Quasar: “How should I know? I’ve been fidgeting with knobs and buttons on my console for the last hour.”
Bob: “Just hit it a few times, then.”
Since 1963, Doctor Who has wrangled the complexity of alien armadas, evil masterminds, and time machines with a simple formula. By habitually casting one Doctor and one Companion, a pair of adventurers can figure out time travel as casually as two cowboys talking about rattlesnakes. Often, this dynamic duo must occasionally figure out each other.
Martha Jones: I battle with textbooks.
The Tenth Doctor: I battle with monsters.
Martha Jones: I’ve tried to save money.
The Tenth Doctor: I’ve tried to save the universe.
Martha Jones: I’m going to be a doctor.
The Tenth Doctor: I am the Doctor.
Martha Jones: Well, let’s hope this box is big enough for the both of us.
On special occasions, the Doctor must spar with another Time Lord, and the brilliance of either character explodes like wildfire.
The Tenth Doctor: …The Master, He just showed up again, the same as ever
The Fifth Doctor: Oh no. Really? Does he still have that rubbish beard?
The Tenth Doctor: No, no beard this time. Well, a wife…
My particular favorite comes from Matt Smith’s Doctor, who refuses an unholy alliance with a monster that’s trying to take Renaissance Venice: “Madam, I’m a Time Lord. You’re a big fish. Think of the children.”
You need this sort of quirky banter. It’s the only way to keep us afloat on an infinite sea of story lines. And should the episode take a dip into the morose or morbid, there are ways to lighten the mood.
The Doctor: Sonic Blaster. 54th century. Weapons factory at Villengard?
Captain Jack: You’ve been to the factories?
The Doctor: Once.
Captain Jack: Well they’re gone now. Destroyed. Main reactor went critical. Vaporized the lot.
The Doctor: Like I said: once. There’s a banana grove there now. I like bananas. Bananas are good.

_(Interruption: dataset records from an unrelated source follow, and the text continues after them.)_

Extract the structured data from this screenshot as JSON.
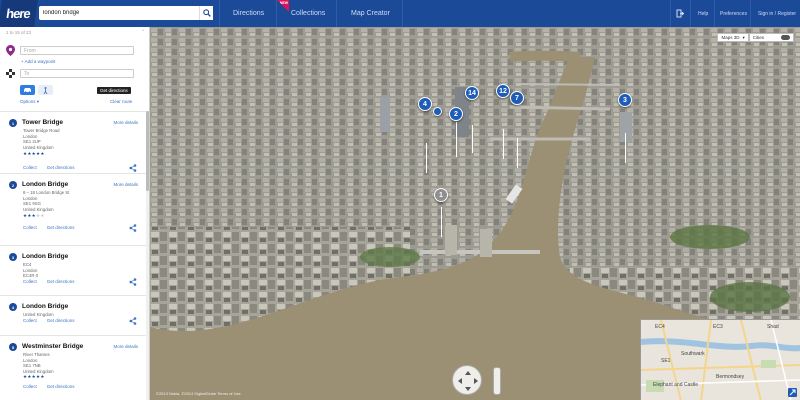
{
  "header": {
    "logo_text": "here",
    "search_value": "london bridge",
    "nav": [
      "Directions",
      "Collections",
      "Map Creator"
    ],
    "new_badge": "NEW",
    "help": "Help",
    "preferences": "Preferences",
    "signin": "Sign in / Register"
  },
  "panel": {
    "count_text": "1 to 15 of 23",
    "from_placeholder": "From",
    "to_placeholder": "To",
    "add_waypoint": "+ Add a waypoint",
    "tooltip": "Get directions",
    "options": "Options",
    "clear_route": "Clear route"
  },
  "results": [
    {
      "num": "1",
      "title": "Tower Bridge",
      "more": "More details",
      "address": [
        "Tower Bridge Road",
        "London",
        "SE1 2UP",
        "United Kingdom"
      ],
      "stars": 5,
      "collect": "Collect",
      "directions": "Get directions"
    },
    {
      "num": "2",
      "title": "London Bridge",
      "more": "More details",
      "address": [
        "8 – 18 London Bridge St",
        "London",
        "SE1 9SG",
        "United Kingdom"
      ],
      "stars": 3,
      "collect": "Collect",
      "directions": "Get directions"
    },
    {
      "num": "3",
      "title": "London Bridge",
      "more": "",
      "address": [
        "EC4",
        "London",
        "EC4R 0"
      ],
      "stars": 0,
      "collect": "Collect",
      "directions": "Get directions"
    },
    {
      "num": "4",
      "title": "London Bridge",
      "more": "",
      "address": [
        "United Kingdom"
      ],
      "stars": 0,
      "collect": "Collect",
      "directions": "Get directions"
    },
    {
      "num": "5",
      "title": "Westminster Bridge",
      "more": "More details",
      "address": [
        "River Thames",
        "London",
        "SE1 7NB",
        "United Kingdom"
      ],
      "stars": 5,
      "collect": "Collect",
      "directions": "Get directions"
    }
  ],
  "map": {
    "style": "Maps 3D",
    "layer": "Cities",
    "pins": [
      "1",
      "2",
      "3",
      "4",
      "7",
      "12",
      "14"
    ],
    "copyright": "©2013 Nokia, ©2013 DigitalGlobe Terms of Use",
    "minimap_labels": [
      "EC4",
      "EC3",
      "SE1",
      "Southwark",
      "Bermondsey",
      "Elephant and Castle",
      "Shad"
    ]
  },
  "colors": {
    "header": "#1b4a99",
    "accent": "#3b73c5",
    "pin": "#1f5cb8",
    "badge": "#d9145a"
  }
}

Before I get any comments from a diehard Red Dwarf enthusiast, we can also find plenty of good writing in other works. Star Trek has fired off some of the best lines (Q: “It’s hard to make friends when you’re omnipotent.”) and Firefly delivers a sort of casual chit-chat like a bunch of dudes on a deep-space road trip. Quips from Farscape‘s Ben Browder kept the show flying along—one needs them when working with puppets—while Richard Dean Anderson had a similar style after years of Stargate: SG-1. Yet it was Doctor Who that established some of this human speak after airing in 1963 (three years before Trek). After all, the discoveries of science fiction are really discoveries of human nature. The best stories to date are ones that explore relationships, conflict, personal and cultural evolution, religion, and other enlightened realms that ignite our intelligence, imagination, and inspiration.
I was over the moon after Doctor Who‘s 50th anniversary episode, and I am thrilled to see what Peter Capaldi can do with a refurbished TARDIS and new sonic screwdriver. But a show is more than props and CGI. Let the characters unfold. Let their words place things in proper context. Let the story carry viewers as they have been carried us for ages and making us part of the adventure.